E foi dosando essa sensibilidade de quem entende o universo infantil e não menospreza seus espectadores mirins que o livro original é recontado e explorado como uma grande metáfora sobre perda, valores e visões de mundo, numa fantasia fascinante que ajuda a pequena protagonista a encarar seus desafios.

Fui assistir ao filme com minha família e confesso que fiquei feliz ao perceber que a amizade, a alegria e aprendizados da infância e – principalmente – os ensinamentos compartilhados entre o adulto e a criança ainda emocionam todas as gerações. Em todo o cinema, outros pais com seus filhos (também) derramavam lágrimas que me dão esperança de haver saída para a vida cinza e planejada que a maioria de nós experimenta, principalmente nos grandes centros urbanos.

Porém, mais do que emocionar, o filme nos obriga a refletir sobre os valores que aprisionam as crianças contemporâneas numa infância igualmente cinza e solitária, com a agenda repleta de atividades supostamente desempenhadas para lhes garantir um bom lugar na Terra – a mesma que estamos destruindo pelos padrões de consumo e produção que adotamos e que teimamos em deixar de reestruturar, pelo nosso bem e pelo bem daqueles que virão de nós.

“Elas (as pessoas grandes) adoram os números. Quando a gente lhes fala de um novo amigo, as pessoas grandes jamais se interessam em saber como ele realmente é.“ (…) mas perguntam: Qual é a sua idade? Quantos irmãos ele tem? Quanto pesa? Quanto ganha seu pai? Somente assim é que elas julgam conhecê-lo”.

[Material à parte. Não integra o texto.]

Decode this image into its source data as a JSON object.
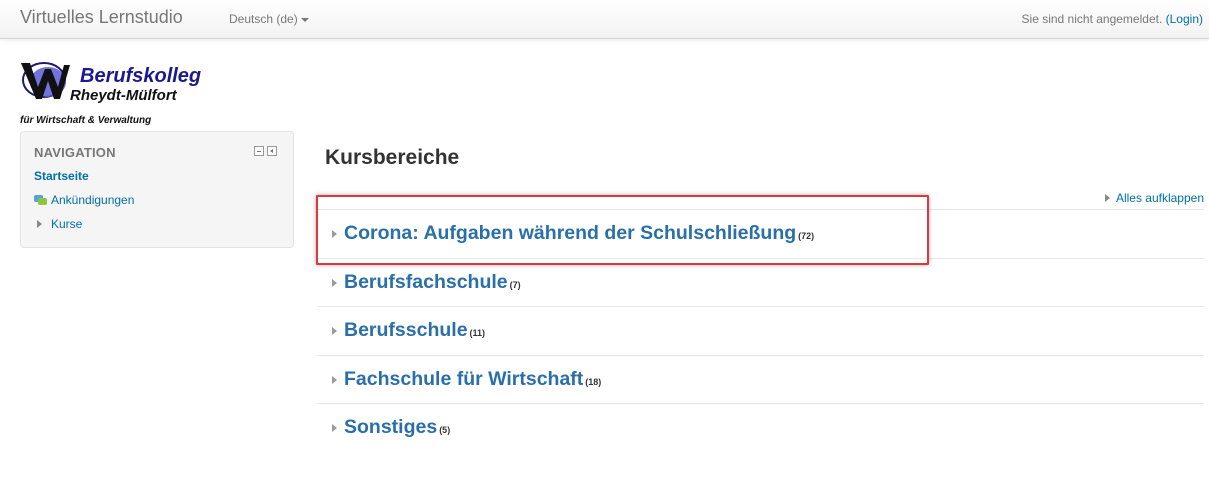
{
  "navbar": {
    "brand": "Virtuelles Lernstudio",
    "language": "Deutsch (de)",
    "login_status": "Sie sind nicht angemeldet.",
    "login_link": "(Login)"
  },
  "logo": {
    "line1": "Berufskolleg",
    "line2": "Rheydt-Mülfort",
    "line3": "für Wirtschaft & Verwaltung"
  },
  "navigation": {
    "title": "NAVIGATION",
    "home": "Startseite",
    "items": [
      {
        "label": "Ankündigungen",
        "icon": "forum-icon"
      },
      {
        "label": "Kurse",
        "icon": "expand-arrow-icon"
      }
    ]
  },
  "main": {
    "title": "Kursbereiche",
    "expand_all": "Alles aufklappen",
    "categories": [
      {
        "name": "Corona: Aufgaben während der Schulschließung",
        "count": "(72)"
      },
      {
        "name": "Berufsfachschule",
        "count": "(7)"
      },
      {
        "name": "Berufsschule",
        "count": "(11)"
      },
      {
        "name": "Fachschule für Wirtschaft",
        "count": "(18)"
      },
      {
        "name": "Sonstiges",
        "count": "(5)"
      }
    ]
  },
  "colors": {
    "link": "#0070a8",
    "category": "#2a6faa",
    "highlight": "#d93a3f"
  }
}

Nos textos que li sobre o filme, antes de ir assisti-lo no cinema, destaco os questionamentos de Adriana Borges em sua precisa crítica: Você costuma conversar e ouvir as crianças? Consegue captar com toda atenção e carinho o que elas observam e dizem? Fazer parte desse novo mundo que as crianças enxergam nos seus primeiros anos de vida é algo mágico e revelador. E este filme “O Pequeno Príncipe” entende isso e torna-se uma história belíssima sobre o nosso tempo, sobre nossa vida e os nossos afetos. Sua mensagem é tão forte e autêntica, que é capaz de acordar corações e mentes de um sono profundo.

É um filme para pais e filhos. Homens e mulheres, que precisam voltar a prestar atenção de que as crianças tem uma visão muito mais real do sentido da vida porque elas ainda não foram plenamente doutrinadas a aprender o modelo que todo adulto precisa saber para se perder da vida. Como, por exemplo, cumprir horários, regras, metas, ganhar dinheiro e ficar rico… ou, em poucas palavras: ter sucesso na vida. Mas qual a medida deste sucesso? E a vida em si? Consegue-se viver de verdade nesse meio tempo de tantos excessos? Pare pra pensar:  você, por exemplo, construiu sua própria história e conseguiu se realizar realmente? Quanto te pagam para você desistir do seu sonho? Qual o tempo, ou a qualidade do tempo que você destina a quem realmente se importa com você?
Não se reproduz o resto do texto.